THE PLANET VENUS.
You will have no difficulty in recognizing Venus, but you must choose the right time to look out for her. In the first place, you need never expect to see Venus very late at night. You should look for the planet in the evening, as soon as it is dark, towards the west, or in the morning, a little before sunrise, towards the east. I do not, however, say that you can always see Venus, either before sunrise or after sunset. In fact, for a large part of the year, this planet is not to be seen at all. You should therefore consult the almanac, and unless you find that Venus is stated to be an evening star or a morning star, you need not trouble to search for it. I may, however, tell you that Venus can never be an evening star and a morning star at the same time. If you can see it this evening after sundown, there is no use in getting up early in the morning to look out for it again. The planet will remain for several weeks a splendid object after sunset, and then will gradually disappear from the west, and in a couple of months later will be the morning star in the east. Venus requires a year and seven months to run through her changes, so that if you find her a bright evening star to-night, you may feel sure that she was a bright evening star a year and seven months ago, and that she will be a bright evening star in a year and seven months to come. Nor must you ever expect to see her right overhead; she is always to the west or to the east.

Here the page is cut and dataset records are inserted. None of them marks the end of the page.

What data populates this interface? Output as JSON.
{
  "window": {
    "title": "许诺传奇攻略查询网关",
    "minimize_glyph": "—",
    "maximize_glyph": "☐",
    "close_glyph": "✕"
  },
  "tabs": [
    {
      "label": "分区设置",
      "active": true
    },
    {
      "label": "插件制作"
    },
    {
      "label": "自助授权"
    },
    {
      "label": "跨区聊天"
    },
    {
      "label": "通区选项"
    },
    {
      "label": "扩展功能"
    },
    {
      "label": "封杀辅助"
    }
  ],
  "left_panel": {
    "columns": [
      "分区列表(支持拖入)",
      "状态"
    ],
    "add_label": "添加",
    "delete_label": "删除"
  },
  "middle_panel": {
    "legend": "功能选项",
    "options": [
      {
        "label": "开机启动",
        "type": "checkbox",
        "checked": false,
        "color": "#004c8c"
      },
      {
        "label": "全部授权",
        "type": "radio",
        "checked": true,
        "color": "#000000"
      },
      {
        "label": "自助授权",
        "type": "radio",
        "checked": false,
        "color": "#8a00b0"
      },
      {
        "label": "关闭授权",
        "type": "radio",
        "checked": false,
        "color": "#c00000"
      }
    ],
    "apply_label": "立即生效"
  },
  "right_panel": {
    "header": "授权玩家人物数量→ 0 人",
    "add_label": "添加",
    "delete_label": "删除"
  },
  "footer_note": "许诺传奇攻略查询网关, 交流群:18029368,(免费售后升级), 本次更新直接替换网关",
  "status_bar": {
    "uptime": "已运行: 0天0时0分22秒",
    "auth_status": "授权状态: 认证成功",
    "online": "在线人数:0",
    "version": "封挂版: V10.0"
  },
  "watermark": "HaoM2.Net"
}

The splendor of Venus, when at her best, will prevent you at such times from mistaking this planet for an ordinary star. She is then more than twenty times as bright as any star in the heavens. The most conclusive proof of the unrivalled brightness of Venus is found in the fact that she can be recognized in broad daylight without a telescope. Even on the brightest June afternoons the lovely planet is sometimes to be discerned like a morsel of white cloud on the perfect azure of the sky.
Venus is so brilliant that perhaps you will hardly credit me when I tell you that she has no more light of her own than has a stone or a handful of earth, or a button. Is it possible that this is the case, you will say, for as we see the planet so exquisitely beautiful, how can she be merely a huge stone high up in the heavens? The fact is that Venus shines by light not her own, but by light which falls upon her from the sun. She is lighted up just as the moon, or just as our own earth is lighted. Her radiance merely arises from the sunbeams which fall upon her. It seems at first surprising that mere sunbeams on the planet can give her the brilliancy that is sometimes so attractive. Let me show you an illustration which will, I trust, convince you that sunbeams will be adequate even for the glory of Venus.
Here is a button. I hang it by a piece of fine thread, and when I dip it into the beam from the electric lamp, look at the brilliancy with which the mimic planet glitters. You cannot see the shape of the button; it is too small for that; you merely see it as a brilliant gem, radiating light all around. Therefore, we need not be surprised to learn that the brilliancy of the evening star is borrowed from the sun, and that if, while we are looking at the planet in the evening, the sun were to be suddenly extinguished, the planet would also vanish from view, though the stars would shine as before.
Thus we explain the appearance of Venus. The evening star is a beautiful, luminous point, but it has no shape which can be discerned with the unaided eye. When, however, the telescope is turned towards Venus we have the delightful spectacle of a tiny moon, which goes through its phases just as does our own satellite. When first seen as an evening star Venus will often be like the moon at the quarter, and then it will pass to the crescent shape. Then the crescent becomes gradually thinner, and next will follow a brief period of invisibility before the appearance of Venus as the morning star. It seems at first a little strange that Venus when brightest should not be full like the moon, which in similar circumstances is, of course, a complete circle of light. The planet, however, has a very marked crescent-shaped form in these circumstances. But at this time the planet is so near us that the gain of brilliancy from the diminution of distance more than compensates for the small part of the illuminated side which is turned towards us.
You ought all to try to get some one to show you Venus through a telescope. A very large instrument is not necessary, and I feel sure you will be delighted to see the beautiful moon-shaped planet. You will then have no difficulty in understanding how the brightness of the planet has come from the sun. The changes in the crescent merely depend upon the proportion of the illuminated side which is turned towards us. Were Venus itself a sunlike body we should, of course, see no crescent, but only a bright circle of light.
In [Fig. 50] you will notice an imaginary picture of a young astronomer surveying Venus with a telescope. I have not, as is obvious, attempted to show the different objects in their proper proportions. The sun is supposed to have set, so that his beams do not reach the astronomer. Night has begun at his observatory; but the sunbeams fall on Venus, and light her up on that side turned towards the sun. A part of this lighted side is, of course, seen by the telescope which the astronomer is using, and thus the planet seems to him like a crescent of light.
Fig. 50.—To show that Venus shines by Sunlight.